At the time, the judge told Trump that a higher fine would be more appropriate but that New York law does not allow him to impose a fine greater than $1,000 per violation. Therefore, he said, any additional violations would force him to “consider whether in some instances, jail may be a necessary punishment.”
“The defendant is hereby warned that the Court will not tolerate continued willful violations of its lawful orders and that if necessary and appropriate under the circumstances, it will impose an incarceratory punishment,” he said.
At issue on Thursday were four additional instances in which the district attorney’s office argued Trump violated a gag order that bars him from making statements that might threaten or intimidate jurors, prosecutors, witnesses, court staff and the families of Merchan and Manhattan District Attorney Alvin Bragg.
The four perceived gag order violations include remarks Trump made to reporters at the courthouse and in TV news interviews in which he twice disparaged witness Michael Cohen, his former lawyer and fixer for the hush-money payments, called another witnesses, former National Enquirer publisher David Pecker, “a nice guy” and said the jury is “95% Democrats” and present a “very unfair situation.”
In arguing for the prosecution, Chris Conroy said that the district attorney’s office is not seeking jail time but that Trump’s remarks continue disrupting the trial and are “corrosive.”
The defendant is talking about witnesses and the jury in this case, one right here outside this door,” said Conroy. “This is the most critical time, the time the proceeding has to be protected.”
In one instance, Conroy explains how Trump selectively answered a question from a reporter on the campaign trail last week specifically so that he could comment on Pecker.
“The defendant thinks the rules should be different for him,” Conroy said.
Meanwhile, Todd Blanche, Trump’s lawyer, repeated many of the same arguments he made at the first gag order hearing, including that the four statements were purely political attacks and not disruptive to the trial.

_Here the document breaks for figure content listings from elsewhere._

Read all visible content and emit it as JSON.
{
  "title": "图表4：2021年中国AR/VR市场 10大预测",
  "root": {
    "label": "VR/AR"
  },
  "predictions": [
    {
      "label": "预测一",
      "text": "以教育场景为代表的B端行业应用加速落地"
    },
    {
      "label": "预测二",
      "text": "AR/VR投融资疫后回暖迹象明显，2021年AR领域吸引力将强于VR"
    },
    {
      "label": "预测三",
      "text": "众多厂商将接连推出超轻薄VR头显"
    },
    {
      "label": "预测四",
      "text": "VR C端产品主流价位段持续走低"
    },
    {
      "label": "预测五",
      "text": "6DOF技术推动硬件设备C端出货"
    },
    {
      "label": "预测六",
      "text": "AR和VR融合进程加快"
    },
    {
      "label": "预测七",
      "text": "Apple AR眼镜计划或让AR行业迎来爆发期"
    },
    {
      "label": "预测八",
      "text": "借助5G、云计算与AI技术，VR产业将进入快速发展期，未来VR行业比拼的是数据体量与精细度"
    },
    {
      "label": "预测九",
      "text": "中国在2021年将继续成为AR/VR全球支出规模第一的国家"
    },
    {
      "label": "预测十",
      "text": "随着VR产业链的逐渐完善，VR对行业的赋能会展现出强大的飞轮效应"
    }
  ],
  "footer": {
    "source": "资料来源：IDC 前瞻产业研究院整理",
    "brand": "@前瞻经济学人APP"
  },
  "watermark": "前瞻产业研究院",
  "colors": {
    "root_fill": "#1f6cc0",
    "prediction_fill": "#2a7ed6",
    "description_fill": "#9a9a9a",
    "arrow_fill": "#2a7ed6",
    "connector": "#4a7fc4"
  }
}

In trying to refute the argument that Trump’s comments about Pecker impact other witnesses, Blanche said that, on the contrary, the comments were fact-based and neutral. But the judge rebuffed that characterization.
“It’s not just about Mr. Pecker,” Merchan said, though he added that he’s “not terribly concerned” about that specific violation.
It does not appear that Trump has violated the gag order since Merchan held him in contempt on Tuesday – though he’s certainly flirted with it by continuing to call the trial a political persecution organized by the Biden administration, characterize the judge as “conflicted” and the district attorney as a Democrat who is out to get him.
Merchan did not deliver a ruling from the bench or provide a timeline for when he might decide.